Sungguh
suatu hal yang sangat menakjubkan seseorang yang tidak terkenal dan tidak
sepopuler sahabat-sahabat yang lainya seperti Abu bakar, Umar bin Khatab, Usman
bin Affan, Ali bin Abi Thalib, Abdurrahman bin Auf dan lain sebagainya, tapi
sangat memiliki peran yang sangat luar biasa dan penting di awal dakwah
Rasulullah Saw. Tiada seorang pun yang mengira bahwa beliau adalah orang yang
meyediakan tempat rumahnya sebagai tempat yang digunakan untuk membina para
sahabat mempelajari dan memahami setiap wahyu yang turun, dan dalam literature
sejarah tak banyak namanya disebutkan. Namun jasanya dalam perkembangan awal
dakwah Islam tak bisa dilupakan dan menjadi barometer pembinaan dakwah.

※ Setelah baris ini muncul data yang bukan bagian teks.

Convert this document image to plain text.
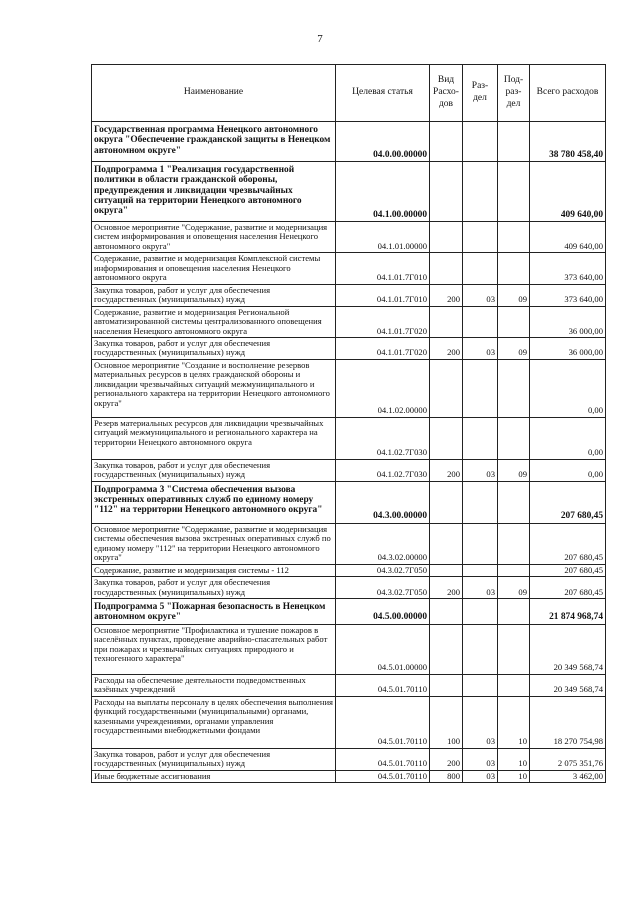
7
Наименование	Целевая статья	Вид Расхо-дов	Раз-дел	Под-раз-дел	Всего расходов
Государственная программа Ненецкого автономного округа "Обеспечение гражданской защиты в Ненецком автономном округе"	04.0.00.00000				38 780 458,40
Подпрограмма 1 "Реализация государственной политики в области гражданской обороны, предупреждения и ликвидации чрезвычайных ситуаций на территории Ненецкого автономного округа"	04.1.00.00000				409 640,00
Основное мероприятие "Содержание, развитие и модернизация систем информирования и оповещения населения Ненецкого автономного округа"	04.1.01.00000				409 640,00
Содержание, развитие и модернизация Комплексной системы информирования и оповещения населения Ненецкого автономного округа	04.1.01.7Г010				373 640,00
Закупка товаров, работ и услуг для обеспечения государственных (муниципальных) нужд	04.1.01.7Г010	200	03	09	373 640,00
Содержание, развитие и модернизация Региональной автоматизированной системы централизованного оповещения населения Ненецкого автономного округа	04.1.01.7Г020				36 000,00
Закупка товаров, работ и услуг для обеспечения государственных (муниципальных) нужд	04.1.01.7Г020	200	03	09	36 000,00
Основное мероприятие "Создание и восполнение резервов материальных ресурсов в целях гражданской обороны и ликвидации чрезвычайных ситуаций межмуниципального и регионального характера на территории Ненецкого автономного округа"	04.1.02.00000				0,00
Резерв материальных ресурсов для ликвидации чрезвычайных ситуаций межмуниципального и регионального характера на территории Ненецкого автономного округа	04.1.02.7Г030				0,00
Закупка товаров, работ и услуг для обеспечения государственных (муниципальных) нужд	04.1.02.7Г030	200	03	09	0,00
Подпрограмма 3 "Система обеспечения вызова экстренных оперативных служб по единому номеру "112" на территории Ненецкого автономного округа"	04.3.00.00000				207 680,45
Основное мероприятие "Содержание, развитие и модернизация системы обеспечения вызова экстренных оперативных служб по единому номеру "112" на территории Ненецкого автономного округа"	04.3.02.00000				207 680,45
Содержание, развитие и модернизация системы - 112	04.3.02.7Г050				207 680,45
Закупка товаров, работ и услуг для обеспечения государственных (муниципальных) нужд	04.3.02.7Г050	200	03	09	207 680,45
Подпрограмма 5 "Пожарная безопасность в Ненецком автономном округе"	04.5.00.00000				21 874 968,74
Основное мероприятие "Профилактика и тушение пожаров в населённых пунктах, проведение аварийно-спасательных работ при пожарах и чрезвычайных ситуациях природного и техногенного характера"	04.5.01.00000				20 349 568,74
Расходы на обеспечение деятельности подведомственных казённых учреждений	04.5.01.70110				20 349 568,74
Расходы на выплаты персоналу в целях обеспечения выполнения функций государственными (муниципальными) органами, казенными учреждениями, органами управления государственными внебюджетными фондами	04.5.01.70110	100	03	10	18 270 754,98
Закупка товаров, работ и услуг для обеспечения государственных (муниципальных) нужд	04.5.01.70110	200	03	10	2 075 351,76
Иные бюджетные ассигнования	04.5.01.70110	800	03	10	3 462,00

Sosok Abu Abdillah al-Arqam bin Abi al-Arqam inilah yang kita bicarakan. Dia
lahir pada 673 Masehi. Dia seorang pedagang dan pengusaha yang sangat
berpengaruh dari kabilah bani Makhzum dari kota Mekkah.
Dalam sejarah Islam, dia termasuk kalangan yang awal masuk Islam bahkan, orang
yang ketujuh dari As-Sabiqun
al-Awwalun. Tempat tinggal beliau berlokasi tak jauh dari Bukit
Safa. Di tempat inilah para pengikut Muhammad diajarkan berbagai pemahaman
tentang agama Islam dan juga pengemblengan aqidah.
Hampir setiap malam satu demi satu para sahabat secara bergantian keluar masuk
rumah tersebut untuk dibina Rasulullah agar mereka menjadi pengemban dakwah.
Sebelumnya rumah al-Arqam ini disebut Dar al-Arqam (rumah Al-Arqam) dan setelah
dia memeluk Islam akhirnya disebut Dar al-Islam (Rumah Islam). Dari rumah
inilah madrasah pertama kali ada. Al-Arqam juga ikut hijrah bersama dengan
Rasulullah Saw ke Madinah. Beliau wafat pada tahun 675 masehi
Pada awal penyebaran Islam, Rasulullah Saw masih menyebarkan agama secara
sembunyi-sembunyi. Muhammad mulai merasa perlu mencari sebuah tempat bagi para
pemeluk Islam dapat berkumpul bersama. Di tempat itu akan diajarkan kepada
mereka tentang prinsip-prinsip Islam, membacakan ayat-ayat Al-Qur’an,
menerangkan makna dan kandungannya, menjelaskan hukum-hukumnya dan mengajak
mereka untuk melaksanakan dan mempraktikkannya. Pada akhirnya Rasulullah
Saw memilih sebuah rumah di bukit Shafa milik Abdillah al-Arqam bin Abi
al-Arqam. Semua kegiatan itu dilakukan secara rahasia tanpa sepengetahuan siapa
pun dari kalangan orang-orang kafir. Rumah milik Abu Abdillah al-Arqam bin Abi
al-Arqam ini merupakan Madrasah pertama sepanjang sejarah Islam, tempat ilmu
pengetahuan dan amal saleh diajarkan secara terpadu oleh sang guru pertama,
yaitu Muhammad Rasulallah Saw. Beliau sendiri yang mengajar dan mengawasi proses
pendidikan di sana. .
Mengapa Harus Rumah Al
Arqam?
Rumahnya tersebut berada di pinggiran kota Mekkah, di Bukit Safa. Dan dapat
kita bayangkan hiruk pikuknya kota Mekkah yang merupakan kota suci tujuan
sentral peziarah agama samawi, sekaligus sebagai salah satu kota transit
perdagangan kafilah-kafilah, tentunya kecil kemungkinan orang-orang akan
memperhatikan siapa dan apa yang dilakukan orang lain.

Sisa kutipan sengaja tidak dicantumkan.